In "Trading Places", what was that song they sang at the tennis club?

But not in the summer. She takes that off.

CONSTANCE FRY
Tune: Aura Lee/Love me tender (or very similar)

Zeta Chi, Zeta Chi, Zeta Chi my friend;
'neath the elms we sing our tones –
We’re brothers to the end.

We like Sigma kappa girls
They’re our number ones.
Bobby sox and lovely curls,
And such lovely ‘buns’.

Lovely buns, lovely buns, Held so firm and high.
If you’re thinking doughy buns,
You’re not Zeta chi.

Some want their girls full of zest,
Some like breasts and thighs.
I like rounded curves the best,
Just like Constance Fry’s.

Constance Fry, Constance Fry, Full of Rubens’ charms.
Smile to cheer me, softly sigh,
Take me in your arms.

Muffy in the bathroom stall,
Margaret by the lake.
Susan down in Whitley Hall,
Constance on the make.

Constance Fry, Constance Fry, anytime you call.
Constance would fulfil, your needs –
Winter, Spring or Fall.

“And she stepped on the ball.”

Why was that funny, Susan?

I’ve wondered that each of the approximately 700 times I’ve watched this film. I used to think she was supposedly telling some stupid joke and we’re seeing how these people are so vapid, they’ll laugh at stupid things. Now I think she’s just talking about the tennis game they just played. Maybe that’s obvious to everyone else. Anyway, still don’t know what’s funny about it.

Susan was repeating the joke that Gloria Upson told in Auntie Mame. It signals to the movie geeks in the audience that she is an empty-headed prep-school snob.

Thank you, mbh, for solving that decades old mystery for me!
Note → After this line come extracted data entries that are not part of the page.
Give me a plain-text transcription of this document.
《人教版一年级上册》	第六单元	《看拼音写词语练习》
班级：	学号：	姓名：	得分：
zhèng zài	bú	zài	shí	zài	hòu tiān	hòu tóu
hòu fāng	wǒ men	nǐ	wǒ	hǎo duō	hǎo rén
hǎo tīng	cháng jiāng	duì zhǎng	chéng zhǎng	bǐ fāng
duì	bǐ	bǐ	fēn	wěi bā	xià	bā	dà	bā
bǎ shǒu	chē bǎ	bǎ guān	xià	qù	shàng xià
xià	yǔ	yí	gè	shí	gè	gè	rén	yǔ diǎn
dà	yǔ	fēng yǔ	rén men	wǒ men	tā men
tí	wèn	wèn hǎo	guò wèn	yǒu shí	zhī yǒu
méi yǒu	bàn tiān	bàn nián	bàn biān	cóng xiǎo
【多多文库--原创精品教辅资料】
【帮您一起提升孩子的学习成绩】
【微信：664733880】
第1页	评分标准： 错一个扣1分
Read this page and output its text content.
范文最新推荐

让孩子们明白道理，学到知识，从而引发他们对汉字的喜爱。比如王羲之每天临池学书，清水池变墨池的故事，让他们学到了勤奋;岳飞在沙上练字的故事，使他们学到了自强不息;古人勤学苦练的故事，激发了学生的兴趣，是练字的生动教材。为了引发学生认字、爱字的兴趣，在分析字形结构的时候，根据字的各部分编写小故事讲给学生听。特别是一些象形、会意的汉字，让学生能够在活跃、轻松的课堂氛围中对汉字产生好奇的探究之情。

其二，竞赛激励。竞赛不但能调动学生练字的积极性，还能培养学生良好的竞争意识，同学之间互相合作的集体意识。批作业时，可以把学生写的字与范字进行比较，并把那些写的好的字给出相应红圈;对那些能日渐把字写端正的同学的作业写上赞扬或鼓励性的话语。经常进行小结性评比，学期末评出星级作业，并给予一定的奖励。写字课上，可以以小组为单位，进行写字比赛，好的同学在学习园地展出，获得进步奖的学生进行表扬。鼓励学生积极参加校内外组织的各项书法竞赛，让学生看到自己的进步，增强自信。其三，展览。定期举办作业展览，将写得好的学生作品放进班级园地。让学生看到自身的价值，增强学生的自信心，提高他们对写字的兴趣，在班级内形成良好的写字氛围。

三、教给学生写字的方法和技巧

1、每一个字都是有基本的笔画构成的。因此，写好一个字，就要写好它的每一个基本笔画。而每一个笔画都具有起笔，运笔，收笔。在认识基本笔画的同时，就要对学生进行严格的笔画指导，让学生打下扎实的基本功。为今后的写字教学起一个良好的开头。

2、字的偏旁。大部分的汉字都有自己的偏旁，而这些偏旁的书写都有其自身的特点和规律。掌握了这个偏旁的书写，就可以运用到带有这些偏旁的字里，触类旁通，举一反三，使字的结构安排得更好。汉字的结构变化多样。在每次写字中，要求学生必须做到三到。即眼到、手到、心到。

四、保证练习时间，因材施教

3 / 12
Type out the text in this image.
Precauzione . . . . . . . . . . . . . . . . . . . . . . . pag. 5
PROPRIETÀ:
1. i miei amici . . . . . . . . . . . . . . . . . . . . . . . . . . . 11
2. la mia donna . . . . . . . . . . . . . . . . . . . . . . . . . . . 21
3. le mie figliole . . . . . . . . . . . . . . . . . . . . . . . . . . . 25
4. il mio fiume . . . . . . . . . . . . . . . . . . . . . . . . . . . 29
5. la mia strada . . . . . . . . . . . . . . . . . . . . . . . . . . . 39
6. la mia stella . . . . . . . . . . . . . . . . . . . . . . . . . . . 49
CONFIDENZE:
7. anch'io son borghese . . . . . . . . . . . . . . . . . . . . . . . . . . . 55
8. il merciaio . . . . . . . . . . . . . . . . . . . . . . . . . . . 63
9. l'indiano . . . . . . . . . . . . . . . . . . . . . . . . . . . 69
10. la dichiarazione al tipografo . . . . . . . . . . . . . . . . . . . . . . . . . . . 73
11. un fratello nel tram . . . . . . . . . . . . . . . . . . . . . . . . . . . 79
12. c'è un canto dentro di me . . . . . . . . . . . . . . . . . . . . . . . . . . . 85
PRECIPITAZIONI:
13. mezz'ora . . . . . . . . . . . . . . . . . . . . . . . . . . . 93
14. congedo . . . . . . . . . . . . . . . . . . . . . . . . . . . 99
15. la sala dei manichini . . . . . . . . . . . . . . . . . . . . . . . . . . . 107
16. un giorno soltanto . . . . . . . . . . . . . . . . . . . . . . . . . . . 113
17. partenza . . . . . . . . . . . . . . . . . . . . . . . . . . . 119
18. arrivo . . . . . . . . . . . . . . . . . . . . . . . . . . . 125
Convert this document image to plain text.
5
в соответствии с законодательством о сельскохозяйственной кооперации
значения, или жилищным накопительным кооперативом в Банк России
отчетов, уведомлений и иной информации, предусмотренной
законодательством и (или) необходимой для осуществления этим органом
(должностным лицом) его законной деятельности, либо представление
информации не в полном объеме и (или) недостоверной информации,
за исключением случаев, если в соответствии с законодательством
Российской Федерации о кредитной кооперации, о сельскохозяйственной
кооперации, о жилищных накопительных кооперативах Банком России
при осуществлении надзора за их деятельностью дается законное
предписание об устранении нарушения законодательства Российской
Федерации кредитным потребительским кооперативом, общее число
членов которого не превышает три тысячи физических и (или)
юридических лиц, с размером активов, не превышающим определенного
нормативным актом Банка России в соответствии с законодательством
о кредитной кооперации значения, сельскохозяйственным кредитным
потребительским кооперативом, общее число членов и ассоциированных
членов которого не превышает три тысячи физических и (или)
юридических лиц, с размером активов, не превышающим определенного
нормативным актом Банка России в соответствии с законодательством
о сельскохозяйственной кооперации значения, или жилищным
I may have mentioned that the main theme music is from Mozart’s The Marriage of Figaro, which I learn from Wikipedia “concerns the story of a servant who is wronged by his wealthy employer, Count Almaviva, and takes his revenge by unraveling the count’s own machinations.” So it’s sort of appropriate that it’s used here. Trading Places is a great film with surprising depth.

Yeah.

Never mind.

@codinghorror, again, please fix your platform. “nm” is a perfectly adequate post.

It was a squash club, wasn’t it?

“Love Me Tender” is a 1956 song recorded by Elvis Presley and published by Elvis Presley Music from the 20th Century Fox film of the same name. The words are credited to Ken Darby under the pseudonym “Vera Matson”, the name of his wife, and Elvis Presley. The RCA Victor recording by Elvis Presley was no. 1 on both the Billboard and Cashbox charts in 1956. The song was adapted from the melody for “Aura Lee”, a sentimental Civil War ballad.

As with nearly all his early RCA recordings, Presley took control in the studio despite not being credited as producer. He would regularly change arrangements and lyrics to the point that the original song was barely recognizable.[citation needed] Ken Darby described Elvis Presley’s role in the creation of the song:

“He adjusted the music and the lyrics to his own particular presentation. Elvis has the most terrific ear of anyone I have ever met. He does not read music, but he does not need to. All I had to do was play the song for him once, and he made it his own! He has perfect judgment of what is right for him. He exercised that judgment when he chose ‘Love Me Tender’ as his theme song.”

Fun fact: Watching that clip reminded me that Todd was played by Rob Brown, who actually was a member of the Whiffenpoofs … of 1979, IIRC.